De onde veio a inspiração para criar a personagem Lady Whistledown


Julia Vitoria

Os usuários da Netflix e os fãs da autora Julia Quinn ganharam um presentão de Natal. A série de livros mais famosa da autora, ganhou espaço no streaming e fez o maior sucesso, a série Os Bridgetons trás o encanto do século de 19. A série foi bem recebida nos quatro cantos do mundo, os fãs da autora esperaram por muito tempo para que a família bridgerton aparecesse em filme ou série e esse presente foi recebido de braços abertos pelos telespectadores. 
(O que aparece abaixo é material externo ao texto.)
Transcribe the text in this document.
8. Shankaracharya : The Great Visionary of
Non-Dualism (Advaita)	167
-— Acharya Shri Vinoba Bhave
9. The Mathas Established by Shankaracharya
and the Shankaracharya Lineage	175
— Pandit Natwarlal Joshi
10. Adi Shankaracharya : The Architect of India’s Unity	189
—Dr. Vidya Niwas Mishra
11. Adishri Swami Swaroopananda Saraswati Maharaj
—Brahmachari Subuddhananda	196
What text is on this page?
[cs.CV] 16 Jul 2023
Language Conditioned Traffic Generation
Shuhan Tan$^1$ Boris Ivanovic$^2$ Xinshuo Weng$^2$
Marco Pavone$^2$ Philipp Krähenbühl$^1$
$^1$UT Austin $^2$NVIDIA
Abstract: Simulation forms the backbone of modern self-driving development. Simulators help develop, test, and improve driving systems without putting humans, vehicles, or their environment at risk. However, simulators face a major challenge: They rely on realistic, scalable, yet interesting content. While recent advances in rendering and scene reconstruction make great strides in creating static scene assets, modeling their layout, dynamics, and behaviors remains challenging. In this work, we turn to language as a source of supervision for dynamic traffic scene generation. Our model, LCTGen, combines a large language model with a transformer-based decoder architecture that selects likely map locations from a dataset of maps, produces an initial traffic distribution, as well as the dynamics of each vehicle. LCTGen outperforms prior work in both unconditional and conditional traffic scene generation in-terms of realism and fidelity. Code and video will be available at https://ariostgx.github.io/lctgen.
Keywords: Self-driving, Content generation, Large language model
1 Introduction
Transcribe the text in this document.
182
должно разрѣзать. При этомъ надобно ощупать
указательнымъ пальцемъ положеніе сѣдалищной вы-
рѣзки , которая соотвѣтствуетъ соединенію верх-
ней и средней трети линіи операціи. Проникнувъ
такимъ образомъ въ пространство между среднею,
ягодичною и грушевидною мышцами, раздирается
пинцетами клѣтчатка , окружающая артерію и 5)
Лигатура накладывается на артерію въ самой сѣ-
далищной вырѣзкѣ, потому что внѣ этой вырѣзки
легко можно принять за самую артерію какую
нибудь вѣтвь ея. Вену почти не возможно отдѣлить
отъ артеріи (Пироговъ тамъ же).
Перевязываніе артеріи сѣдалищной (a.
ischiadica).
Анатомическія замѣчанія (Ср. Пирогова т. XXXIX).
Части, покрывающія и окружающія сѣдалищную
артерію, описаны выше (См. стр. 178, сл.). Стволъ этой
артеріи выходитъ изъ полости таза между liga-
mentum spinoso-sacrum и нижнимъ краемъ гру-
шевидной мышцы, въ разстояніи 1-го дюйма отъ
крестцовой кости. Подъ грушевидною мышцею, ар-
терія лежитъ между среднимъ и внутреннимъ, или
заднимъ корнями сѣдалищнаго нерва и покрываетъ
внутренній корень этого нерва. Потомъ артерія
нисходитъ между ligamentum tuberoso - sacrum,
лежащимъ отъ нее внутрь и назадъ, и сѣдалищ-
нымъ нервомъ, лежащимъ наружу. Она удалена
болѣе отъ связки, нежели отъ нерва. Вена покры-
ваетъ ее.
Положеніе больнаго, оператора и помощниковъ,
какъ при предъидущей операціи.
Com oito capítulos a série produzida por Shonda Rhimes, mostra as relações da alta sociedade londrina no século 19, a primeira temporada é uma adaptação do primeiro livro da série: o Duque e eu, com os protagonistas Daphne Bridgerton e Simon Basset, contudo quem rouba a cena muitas vezes é a amada Lady Whistledown, bom amada pelos leitores, odiada pelos personagens. A autora das crônicas da Lady Whistledown trás escândalos e um humor ácido, envolvendo todas as famílias da alta sociedade londrina e até mesmo a rainha. A família bridgerton é considerada perfeita, mas ao se ver vuiva a matriarca e viscondessa Violet, se ver na obrigação de guiar os filhos para a vida adulta e o temido mercado de casamentos da época. Seu primogênito Anthony assume o posto de Visconde. E junto com a mãe eles têm que lidar com uma série de acontecimentos que deixam a vida da família perfeita de cabeça para baixo, alguns deles por causa da Lady Whistledown.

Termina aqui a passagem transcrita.